I demoed my automation services by uploading a single csv file to my raw zone and the crawler ran and then the ETL job also ran converting the "s3 raw zone table" to parquet and landing it in to my processed zone. When i dropped my second table, the crawler was able to successfully recognize it as a new table in my raw zone but in my processed zone its merging the data to the first schema (even though they're completely different).
I would expect the following: 1) crawler to recognize the csv as a table 2) glue etl to convert the file to parquet 3) crawler to recognize parquet file(s) as a single table
The following code highlights the problem I was facing - the datasource that was specified is a table (folder) and everything within that folder was assumed to have the same schema.

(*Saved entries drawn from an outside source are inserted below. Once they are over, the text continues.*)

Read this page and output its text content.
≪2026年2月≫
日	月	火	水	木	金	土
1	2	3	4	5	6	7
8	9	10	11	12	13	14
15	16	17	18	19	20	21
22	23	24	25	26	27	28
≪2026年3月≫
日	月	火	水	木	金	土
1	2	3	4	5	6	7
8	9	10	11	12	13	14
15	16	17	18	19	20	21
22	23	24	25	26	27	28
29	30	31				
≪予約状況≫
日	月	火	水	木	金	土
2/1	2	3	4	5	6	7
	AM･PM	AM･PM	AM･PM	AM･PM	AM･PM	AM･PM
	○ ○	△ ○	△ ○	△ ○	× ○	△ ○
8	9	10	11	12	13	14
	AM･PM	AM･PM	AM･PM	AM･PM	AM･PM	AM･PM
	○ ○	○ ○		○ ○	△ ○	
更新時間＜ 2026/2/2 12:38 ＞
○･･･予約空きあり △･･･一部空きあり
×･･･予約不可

datasource0 = glueContext.create_dynamic_frame.from_catalog(database = "APPLICATION_XYZ", table_name = "RAW_ZONE_w1cqzldd5jpe", transformation_ctx = "datasource0")
## @type: ApplyMapping
## @args: [mapping = [("vendorid", "long", "vendorid", "long"), ("lpep_pickup_datetime", "string", "lpep_pickup_datetime", "string"), ("lpep_dropoff_datetime", "string", "lpep_dropoff_datetime", "string"), ("store_and_fwd_flag", "string", "store_and_fwd_flag", "string"), ("ratecodeid", "long", "ratecodeid", "long"), ("pulocationid", "long", "pulocationid", "long"), ("dolocationid", "long", "dolocationid", "long"), ("passenger_count", "long", "passenger_count", "long"), ("trip_distance", "double", "trip_distance", "double"), ("fare_amount", "double", "fare_amount", "double"), ("extra", "double", "extra", "double"), ("mta_tax", "double", "mta_tax", "double"), ("tip_amount", "double", "tip_amount", "double"), ("tolls_amount", "double", "tolls_amount", "double"), ("ehail_fee", "string", "ehail_fee", "string"), ("improvement_surcharge", "double", "improvement_surcharge", "double"), ("total_amount", "double", "total_amount", "double"), ("payment_type", "long", "payment_type", "long"), ("trip_type", "long", "trip_type", "long")], transformation_ctx = "applymapping1"]
## @return: applymapping1
## @inputs: [frame = datasource0]